GoPro has engaged Oliver Wyman, a leading consulting firm, to map out a strategy for the defense and aerospace markets. This initiative was validated when NASA used modified GoPro cameras on its Artemis II mission, proving the hardware's durability and performance in extreme environments. This foray into government and enterprise contracts could create a scalable, recurring revenue business that is largely detached from the consumer hardware cycle. A larger technology or defense firm could see significant value in acquiring this mission-proven technology.
Investor positioning reflects the speculative nature of the current situation. Call option volume recently spiked by 53%, with implied volatility surging as traders bet on a near-term acquisition announcement. GoPro's trading volume of 13.82 million shares dwarfs its average of 5.89 million, indicating heavy rotation.

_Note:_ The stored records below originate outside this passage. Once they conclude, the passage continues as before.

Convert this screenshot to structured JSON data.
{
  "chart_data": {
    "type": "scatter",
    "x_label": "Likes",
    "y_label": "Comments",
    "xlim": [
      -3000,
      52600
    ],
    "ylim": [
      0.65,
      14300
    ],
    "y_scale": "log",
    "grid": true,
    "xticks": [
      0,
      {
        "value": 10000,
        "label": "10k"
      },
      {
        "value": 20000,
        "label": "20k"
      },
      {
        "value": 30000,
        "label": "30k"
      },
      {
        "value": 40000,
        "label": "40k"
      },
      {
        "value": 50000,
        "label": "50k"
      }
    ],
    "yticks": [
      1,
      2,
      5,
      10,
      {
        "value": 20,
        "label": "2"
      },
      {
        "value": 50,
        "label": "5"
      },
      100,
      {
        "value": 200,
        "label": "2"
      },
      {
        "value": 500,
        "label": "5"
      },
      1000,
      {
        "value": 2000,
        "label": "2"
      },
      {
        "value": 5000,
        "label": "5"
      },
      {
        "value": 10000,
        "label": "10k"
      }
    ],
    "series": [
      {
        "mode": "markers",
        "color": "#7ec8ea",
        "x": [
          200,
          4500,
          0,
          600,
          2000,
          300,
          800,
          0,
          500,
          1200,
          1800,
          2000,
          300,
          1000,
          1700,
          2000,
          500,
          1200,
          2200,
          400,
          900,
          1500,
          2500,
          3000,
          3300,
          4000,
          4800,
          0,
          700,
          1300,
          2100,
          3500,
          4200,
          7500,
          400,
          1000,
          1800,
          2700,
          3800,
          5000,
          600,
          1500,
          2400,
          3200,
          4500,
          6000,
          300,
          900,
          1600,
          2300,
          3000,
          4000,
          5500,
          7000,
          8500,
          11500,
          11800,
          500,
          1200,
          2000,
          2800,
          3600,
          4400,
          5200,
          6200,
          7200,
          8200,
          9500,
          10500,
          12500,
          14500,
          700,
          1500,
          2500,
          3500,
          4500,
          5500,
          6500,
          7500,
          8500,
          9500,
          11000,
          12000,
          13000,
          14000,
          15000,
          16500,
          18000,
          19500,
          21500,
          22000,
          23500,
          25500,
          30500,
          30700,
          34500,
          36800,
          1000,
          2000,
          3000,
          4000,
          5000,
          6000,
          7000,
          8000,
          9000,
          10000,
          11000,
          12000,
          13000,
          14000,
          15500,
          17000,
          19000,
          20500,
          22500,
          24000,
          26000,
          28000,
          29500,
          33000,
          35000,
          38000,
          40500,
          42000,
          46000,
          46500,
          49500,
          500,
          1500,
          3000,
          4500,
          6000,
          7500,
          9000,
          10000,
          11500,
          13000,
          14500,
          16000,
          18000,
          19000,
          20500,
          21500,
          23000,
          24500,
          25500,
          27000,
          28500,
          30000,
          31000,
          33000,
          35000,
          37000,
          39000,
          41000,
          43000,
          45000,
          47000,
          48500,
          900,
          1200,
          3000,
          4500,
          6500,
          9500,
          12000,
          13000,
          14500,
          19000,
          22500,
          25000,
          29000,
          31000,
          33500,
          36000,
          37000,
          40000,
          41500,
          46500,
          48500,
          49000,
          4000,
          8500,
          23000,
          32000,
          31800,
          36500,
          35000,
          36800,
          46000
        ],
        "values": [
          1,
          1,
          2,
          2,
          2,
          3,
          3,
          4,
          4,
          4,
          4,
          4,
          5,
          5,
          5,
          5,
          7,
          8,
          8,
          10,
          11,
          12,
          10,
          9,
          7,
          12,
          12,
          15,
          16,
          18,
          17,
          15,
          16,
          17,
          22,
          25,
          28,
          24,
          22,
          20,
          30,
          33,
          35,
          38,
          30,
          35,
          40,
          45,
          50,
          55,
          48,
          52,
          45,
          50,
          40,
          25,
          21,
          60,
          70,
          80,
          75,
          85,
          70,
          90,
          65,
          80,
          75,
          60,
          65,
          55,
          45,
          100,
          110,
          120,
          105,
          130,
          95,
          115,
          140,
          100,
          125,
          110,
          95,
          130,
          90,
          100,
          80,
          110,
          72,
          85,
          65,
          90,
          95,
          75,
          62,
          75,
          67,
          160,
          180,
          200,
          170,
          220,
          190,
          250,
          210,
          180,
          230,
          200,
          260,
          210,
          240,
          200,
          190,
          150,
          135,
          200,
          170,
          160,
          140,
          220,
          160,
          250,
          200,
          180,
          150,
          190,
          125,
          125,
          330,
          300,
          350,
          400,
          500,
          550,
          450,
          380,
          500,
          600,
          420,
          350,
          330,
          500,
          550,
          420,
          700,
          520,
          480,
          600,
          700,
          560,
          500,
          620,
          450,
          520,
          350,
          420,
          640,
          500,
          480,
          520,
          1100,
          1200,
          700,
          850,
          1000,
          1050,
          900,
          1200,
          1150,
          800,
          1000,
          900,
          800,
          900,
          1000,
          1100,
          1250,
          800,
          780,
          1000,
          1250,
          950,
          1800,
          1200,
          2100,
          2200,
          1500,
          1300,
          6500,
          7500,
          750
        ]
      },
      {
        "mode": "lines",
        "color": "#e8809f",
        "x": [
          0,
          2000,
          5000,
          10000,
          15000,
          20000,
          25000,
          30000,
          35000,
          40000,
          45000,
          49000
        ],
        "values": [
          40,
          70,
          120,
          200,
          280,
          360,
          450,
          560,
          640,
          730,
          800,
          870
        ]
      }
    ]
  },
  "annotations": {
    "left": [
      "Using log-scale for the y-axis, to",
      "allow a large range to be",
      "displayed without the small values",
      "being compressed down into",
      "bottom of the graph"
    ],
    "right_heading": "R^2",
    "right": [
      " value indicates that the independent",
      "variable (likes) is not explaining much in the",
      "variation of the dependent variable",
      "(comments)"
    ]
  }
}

Short interest remains elevated at 14.21% of the float. While that signals significant bearish sentiment on GoPro's standalone prospects, it also creates the potential for a short squeeze should positive M&A news emerge.
Institutional ownership is a solid 70.09%, with net inflows over the last 12 months suggesting that larger funds may be holding their positions in anticipation of a strategic event.
With a market capitalization hovering below $200 million, a larger player like Garmin Ltd. (NYSE: GRMN) or a tech giant seeking to enter the hardware space could acquire GoPro's global brand recognition, patent portfolio, and established manufacturing relationships for a relatively small outlay.
Investors focused on event-driven scenarios may want to watch for further developments in GoPro's strategic review. Cautious investors, on the other hand, may prefer to wait for concrete evidence of a transaction or a meaningful improvement in profitability before committing capital.